ReviewAquatic organic matter: Classification and interaction with organic microcontaminants
Graphical abstract
Introduction
Aquatic organic matter is predominantly formed by carbon atoms linked to oxygen, hydrogen, nitrogen, sulfur and other atoms (Stevenson, 1982). These combined elements can be originated either by multiple allochthonous and autochthonous natural sources or anthropogenic inputs (Rocha et al., 2009; Mostofa et al., 2012).
Organic matter (OM) of natural origin is primarily formed by biogeochemical processes such as photosynthesis, excretion of organisms, biomass decay, or diagenesis (Bianchi, 2007). Allochthonous sources consist on leaching the natural OM to aquatic systems via winds, rivers, or groundwater runoff (Jurado et al., 2008; Libes, 2009), which are more relevant to estuarine and coastal regions due to the proximity with sources (Tan, 2014). The gradient distribution of OM along the watercourses from headwaters to rives mouth elicit a series of responses within the structural and functional characteristics of the biological communities, resulting in a continuum of biotic adjustments to adapt to the terrigenous inputs, known as River Continuum Concept (Vannote et al., 1980). In addition, river channels that are characterized by surrounding flood plains, oxbow lakes, mangroves, salt marshes, and seagrass beds may also significantly contribute with allochthonous OM during flooding events (Junk et al., 1989). Autochthonous natural OM is produced in situ (e.g. bacteria, phytoplankton and plants) (Otero et al., 2000; Chester and Jickells, 2012). In the ocean, for instance, most of it is produced by phytoplankton, where other sources are relatively minor (Mostofa et al., 2013). In addition, anthropogenic activities can directly contribute with OM inputs from domestic and industrial sewages, urban runoff, agricultural and forest practices, and industrial organic compounds (Mostofa et al., 2012; Dsikowitzky et al., 2015; Watanabe and Kuwae, 2015; Arruda-Santos et al., 2018). Human activities also may indirectly interfere in OM natural cycles through forest fires (Thomas et al., 2017), river dams (Johnson et al., 1995), among others.
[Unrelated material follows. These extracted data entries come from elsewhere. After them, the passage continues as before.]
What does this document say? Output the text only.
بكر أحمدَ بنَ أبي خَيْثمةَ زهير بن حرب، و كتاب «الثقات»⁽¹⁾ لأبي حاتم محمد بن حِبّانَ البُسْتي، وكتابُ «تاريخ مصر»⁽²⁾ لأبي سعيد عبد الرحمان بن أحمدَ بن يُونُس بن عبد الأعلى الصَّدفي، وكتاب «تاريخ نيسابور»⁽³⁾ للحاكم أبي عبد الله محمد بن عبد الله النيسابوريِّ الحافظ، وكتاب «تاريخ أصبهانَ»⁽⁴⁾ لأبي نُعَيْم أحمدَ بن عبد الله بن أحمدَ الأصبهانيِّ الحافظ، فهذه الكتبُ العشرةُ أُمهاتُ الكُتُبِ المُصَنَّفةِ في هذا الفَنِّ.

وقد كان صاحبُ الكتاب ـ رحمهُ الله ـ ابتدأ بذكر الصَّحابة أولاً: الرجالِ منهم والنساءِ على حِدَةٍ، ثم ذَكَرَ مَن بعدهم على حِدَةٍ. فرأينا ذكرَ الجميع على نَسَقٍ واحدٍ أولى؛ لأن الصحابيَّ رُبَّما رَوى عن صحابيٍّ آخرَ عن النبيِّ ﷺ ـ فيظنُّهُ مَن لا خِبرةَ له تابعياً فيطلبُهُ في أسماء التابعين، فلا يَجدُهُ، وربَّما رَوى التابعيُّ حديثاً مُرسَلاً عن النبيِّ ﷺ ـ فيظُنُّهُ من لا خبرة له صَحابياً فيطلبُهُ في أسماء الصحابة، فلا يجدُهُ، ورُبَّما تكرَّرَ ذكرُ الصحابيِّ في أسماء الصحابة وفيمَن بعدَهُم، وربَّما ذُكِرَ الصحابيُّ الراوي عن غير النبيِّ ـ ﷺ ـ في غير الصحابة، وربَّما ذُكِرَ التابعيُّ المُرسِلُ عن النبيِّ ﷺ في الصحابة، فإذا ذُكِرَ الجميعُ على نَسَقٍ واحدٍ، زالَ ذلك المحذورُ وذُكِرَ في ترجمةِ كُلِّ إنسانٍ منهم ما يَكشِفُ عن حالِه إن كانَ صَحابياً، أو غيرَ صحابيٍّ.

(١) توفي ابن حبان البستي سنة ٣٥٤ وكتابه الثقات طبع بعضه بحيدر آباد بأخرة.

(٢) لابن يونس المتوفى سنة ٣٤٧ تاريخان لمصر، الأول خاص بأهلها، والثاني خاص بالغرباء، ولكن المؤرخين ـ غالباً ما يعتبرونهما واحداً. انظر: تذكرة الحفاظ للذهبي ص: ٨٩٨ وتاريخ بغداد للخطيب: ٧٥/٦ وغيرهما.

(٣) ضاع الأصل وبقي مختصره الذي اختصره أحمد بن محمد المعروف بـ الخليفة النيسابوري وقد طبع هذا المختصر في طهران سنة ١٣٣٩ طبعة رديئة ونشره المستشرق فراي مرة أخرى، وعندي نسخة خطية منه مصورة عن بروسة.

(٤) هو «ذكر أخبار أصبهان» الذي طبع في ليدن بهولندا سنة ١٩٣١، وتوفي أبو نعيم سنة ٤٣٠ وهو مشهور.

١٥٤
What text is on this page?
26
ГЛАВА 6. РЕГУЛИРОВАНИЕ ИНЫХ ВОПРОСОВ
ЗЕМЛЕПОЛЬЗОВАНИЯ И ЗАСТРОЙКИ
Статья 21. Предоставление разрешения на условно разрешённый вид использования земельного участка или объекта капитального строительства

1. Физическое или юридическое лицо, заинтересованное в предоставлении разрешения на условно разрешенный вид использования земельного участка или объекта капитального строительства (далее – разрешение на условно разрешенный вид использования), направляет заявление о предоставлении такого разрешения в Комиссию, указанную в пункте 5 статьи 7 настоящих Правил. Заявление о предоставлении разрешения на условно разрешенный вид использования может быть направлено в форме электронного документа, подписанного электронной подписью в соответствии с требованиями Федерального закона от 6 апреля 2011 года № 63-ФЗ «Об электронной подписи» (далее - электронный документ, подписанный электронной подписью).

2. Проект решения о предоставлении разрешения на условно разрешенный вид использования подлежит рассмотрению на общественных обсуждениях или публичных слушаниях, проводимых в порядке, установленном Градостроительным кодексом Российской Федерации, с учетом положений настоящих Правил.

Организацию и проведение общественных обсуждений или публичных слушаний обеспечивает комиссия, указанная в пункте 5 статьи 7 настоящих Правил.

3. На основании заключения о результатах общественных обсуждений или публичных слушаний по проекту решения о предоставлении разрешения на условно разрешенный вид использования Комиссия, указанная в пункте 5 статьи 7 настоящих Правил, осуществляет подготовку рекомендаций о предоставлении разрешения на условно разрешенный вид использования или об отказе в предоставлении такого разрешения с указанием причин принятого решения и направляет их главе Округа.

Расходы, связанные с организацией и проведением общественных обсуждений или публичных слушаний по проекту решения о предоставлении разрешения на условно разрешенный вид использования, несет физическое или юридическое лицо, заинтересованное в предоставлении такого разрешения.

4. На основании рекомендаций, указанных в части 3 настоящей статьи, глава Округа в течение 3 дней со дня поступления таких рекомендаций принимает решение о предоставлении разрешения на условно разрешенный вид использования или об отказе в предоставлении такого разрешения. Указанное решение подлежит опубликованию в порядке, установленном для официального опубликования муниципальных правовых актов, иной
Physically, aquatic OM can be classified in: a) particulate organic matter, which is the fraction retained in a 0.45 μm filter pore (arbitrarily defined); b) dissolved organic matter (DOM), the fraction that passes through this 0.45 μm filter, and; c) colloidal matter organic, with sizes between 1 nm and 1 μm (Mostofa et al., 2012). The sum of DOM and particulate organic matter constitute the total organic matter (Bianchi, 2007; Mostofa et al., 2012). A schematic OM size (μm) and mass (Da) distribution of organisms and chemical species in aquatic system is shown in Fig. 1.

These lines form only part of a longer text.